A group of 20 tourists go on a trip. The oldest member of the group is 35, the youngest is 20. Is it true that there are members of the group that are the same age?
What is the minimum number of lottery tickets for the Sport Lotto that it is necessary to buy in order to guarantee that at least one of the tickets will have one number correct. On any single ticket you can choose 6 of the available numbers 1 to 49.
You are given 25 numbers. The sum of any 4 of these numbers is positive. Prove that the sum of all 25 numbers is also positive.
A class contains 25 pupils. It is known that within any group of 3 pupils there are two friends. Prove that there is a pupil who has no fewer than 12 friends.
A square area of size \(100\times 100\) is covered in tiles of size \(1\times 1\) in 4 different colours – white, red, black, and grey. No two tiles of the same colour touch one another, that is share a side or a corner. How many red tiles can there be?

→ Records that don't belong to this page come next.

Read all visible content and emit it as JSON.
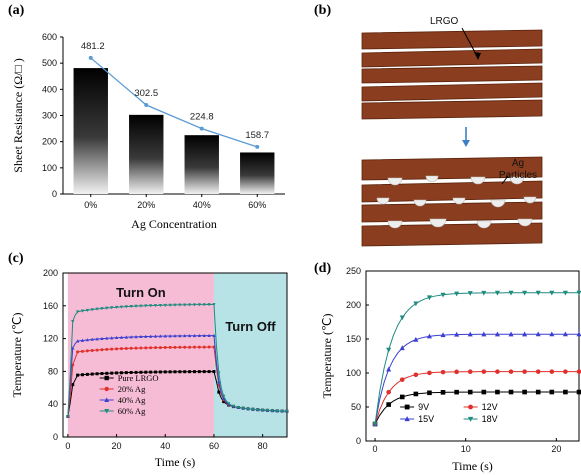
{
  "labels": {
    "a": "(a)",
    "b": "(b)",
    "c": "(c)",
    "d": "(d)"
  },
  "colors": {
    "line_a": "#5b9bd5",
    "turn_on_bg": "#f7bcd5",
    "turn_off_bg": "#b7e2e6",
    "layer": "#8b3e1f",
    "layer_edge": "#5a230c",
    "arrow": "#3d7fc4",
    "black": "#000000",
    "red": "#e0302b",
    "blue": "#3b3fd0",
    "teal": "#1f8a7e"
  },
  "diagram": {
    "top_label": "LRGO",
    "bottom_label_1": "Ag",
    "bottom_label_2": "Particles"
  },
  "chart_data": [
    {
      "type": "bar",
      "panel": "a",
      "categories": [
        "0%",
        "20%",
        "40%",
        "60%"
      ],
      "values": [
        481.2,
        302.5,
        224.8,
        158.7
      ],
      "value_labels": [
        "481.2",
        "302.5",
        "224.8",
        "158.7"
      ],
      "line_values": [
        520,
        340,
        250,
        180
      ],
      "xlabel": "Ag Concentration",
      "ylabel": "Sheet Resistance (Ω/□ )",
      "ylim": [
        0,
        600
      ],
      "yticks": [
        0,
        100,
        200,
        300,
        400,
        500,
        600
      ]
    },
    {
      "type": "line",
      "panel": "c",
      "xlabel": "Time (s)",
      "ylabel": "Temperature (℃)",
      "xlim": [
        -2,
        90
      ],
      "ylim": [
        0,
        200
      ],
      "xticks": [
        0,
        20,
        40,
        60,
        80
      ],
      "yticks": [
        0,
        40,
        80,
        120,
        160,
        200
      ],
      "regions": [
        {
          "label": "Turn On",
          "x0": 0,
          "x1": 60
        },
        {
          "label": "Turn Off",
          "x0": 60,
          "x1": 90
        }
      ],
      "series": [
        {
          "name": "Pure LRGO",
          "marker": "square",
          "color": "#000000",
          "plateau": 80,
          "start": 40
        },
        {
          "name": "20% Ag",
          "marker": "circle",
          "color": "#e0302b",
          "plateau": 110,
          "start": 55
        },
        {
          "name": "40% Ag",
          "marker": "triangle-up",
          "color": "#3b3fd0",
          "plateau": 124,
          "start": 85
        },
        {
          "name": "60% Ag",
          "marker": "triangle-down",
          "color": "#1f8a7e",
          "plateau": 162,
          "start": 110
        }
      ]
    },
    {
      "type": "line",
      "panel": "d",
      "xlabel": "Time (s)",
      "ylabel": "Temperature (℃)",
      "xlim": [
        -1,
        22.5
      ],
      "ylim": [
        0,
        250
      ],
      "xticks": [
        0,
        10,
        20
      ],
      "yticks": [
        0,
        50,
        100,
        150,
        200,
        250
      ],
      "series": [
        {
          "name": "9V",
          "marker": "square",
          "color": "#000000",
          "plateau": 72
        },
        {
          "name": "12V",
          "marker": "circle",
          "color": "#e0302b",
          "plateau": 102
        },
        {
          "name": "15V",
          "marker": "triangle-up",
          "color": "#3b3fd0",
          "plateau": 157
        },
        {
          "name": "18V",
          "marker": "triangle-down",
          "color": "#1f8a7e",
          "plateau": 218
        }
      ]
    }
  ]
}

One corner square was cut from a chessboard. What is the smallest number of equal triangles that can be cut into this shape?

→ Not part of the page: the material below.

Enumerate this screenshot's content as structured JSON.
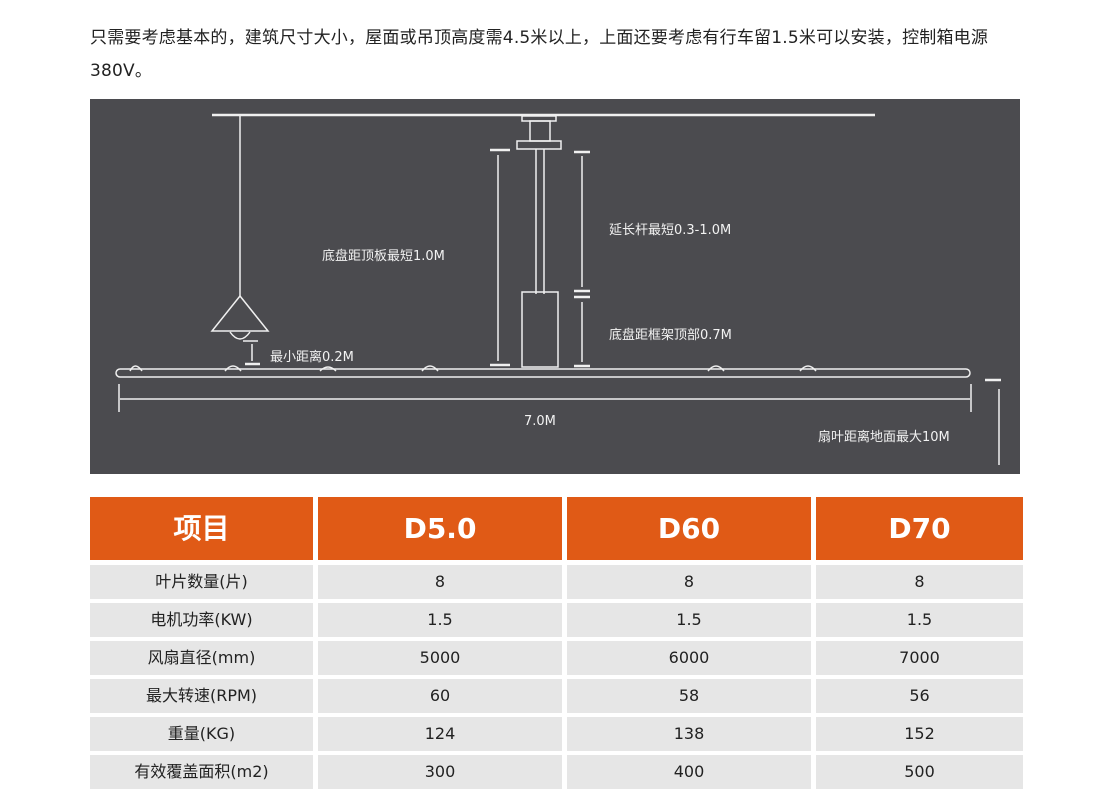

Reception pupil Peter knows only the number 1. Prove that he can write a number divisible by 1989.
A scone contains raisins and sultanas. Prove that inside the scone there will always be two points 1cm apart such that either both lie inside raisins, both inside sultanas, or both lie outside of either raisins or sultanas.
101 points are marked on a plane; not all of the points lie on the same straight line. A red pencil is used to draw a straight line passing through each possible pair of points. Prove that there will always be a marked point on the plane through which at least 11 red lines pass.
33 representatives of four different races – humans, elves, gnomes, and goblins – sit around a round table.
It is known that humans do not sit next to goblins, and that elves do not sit next to gnomes. Prove that some two representatives of the same peoples must be sitting next to one another.